The $40 million upgrade, which began in 2004, has been completed one year ahead of schedule. In 2002 Heal the Ocean made its legal push for the upgrade, asking the Regional Water Quality Control Board (RWQCB) to deny another 301h waiver for the District. Although HTO won its case before the Regional Board in 2002, it took another two years to win the GSD appeal of the ruling to the State Water Resources Control Board (SWRCB).

The 301h waiver program had allowed some sanitary districts, including GSD, time to upgrade their facilities to full secondary as required by the Clean Water Act in 1972, and five California wastewater plants were for years discharging into the ocean wastewater that had not received full secondary treatment.

The difference in treatment levels greatly affects the amount of solids in the wastewater effluent being discharged into the ocean – estimated in GSD’s case to be as much as a ton and a half per day.

HTO Executive Director Hillary Hauser, who attended Saturday’s Ceremony, thanked the GSD Board and Mr.
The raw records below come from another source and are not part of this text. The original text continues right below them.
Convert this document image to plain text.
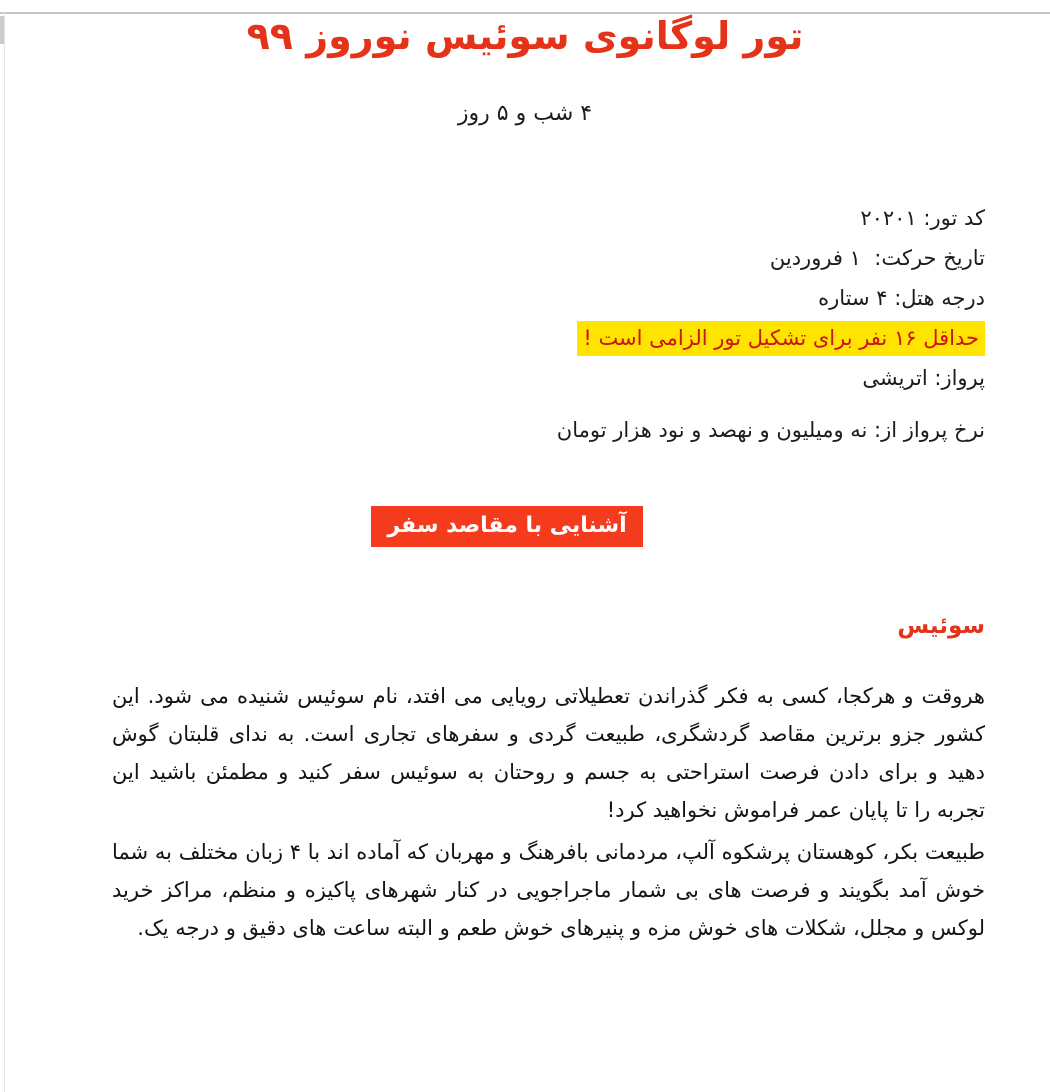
تور لوگانوی سوئیس نوروز ۹۹
۴ شب و ۵ روز
کد تور: ۲۰۲۰۱
تاریخ حرکت:  ۱ فروردین
درجه هتل: ۴ ستاره
حداقل ۱۶ نفر برای تشکیل تور الزامی است !
پرواز: اتریشی
نرخ پرواز از: نه ومیلیون و نهصد و نود هزار تومان
آشنایی با مقاصد سفر
سوئیس

هروقت و هرکجا، کسی به فکر گذراندن تعطیلاتی رویایی می افتد، نام سوئیس شنیده می شود. این کشور جزو برترین مقاصد گردشگری، طبیعت گردی و سفرهای تجاری است. به ندای قلبتان گوش دهید و برای دادن فرصت استراحتی به جسم و روحتان به سوئیس سفر کنید و مطمئن باشید این تجربه را تا پایان عمر فراموش نخواهید کرد!

طبیعت بکر، کوهستان پرشکوه آلپ، مردمانی بافرهنگ و مهربان که آماده اند با ۴ زبان مختلف به شما خوش آمد بگویند و فرصت های بی شمار ماجراجویی در کنار شهرهای پاکیزه و منظم، مراکز خرید لوکس و مجلل، شکلات های خوش مزه و پنیرهای خوش طعم و البته ساعت های دقیق و درجه یک.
Azoury for the early completion of construction, and also thanked the District for its cooperative, collaborative attitude in tackling the upgrade. Since 2004 HTO has received progress reports on construction, and “they were always ahead of schedule,” Hauser notes.

Also, toward the end of the construction project, GSD added cogeneration into its plans, by which the wastewater facility will be able to generate power from its wastewater processing. When the District applied for Proposition 84 funds through the Santa Barbara County Integrated Regional Water Management (IRWM) program, to pay for this additional feature, HTO (which sits on the IRWM Steering Committee) lobbied for a $500,000 grant to be awarded to GSD for this purpose.

“This issue started out as a bit of a shoving match,” Hauser says. “In the end, all sides were working together, and on Saturday GSD and HTO shook hands on a very good project for the environment.”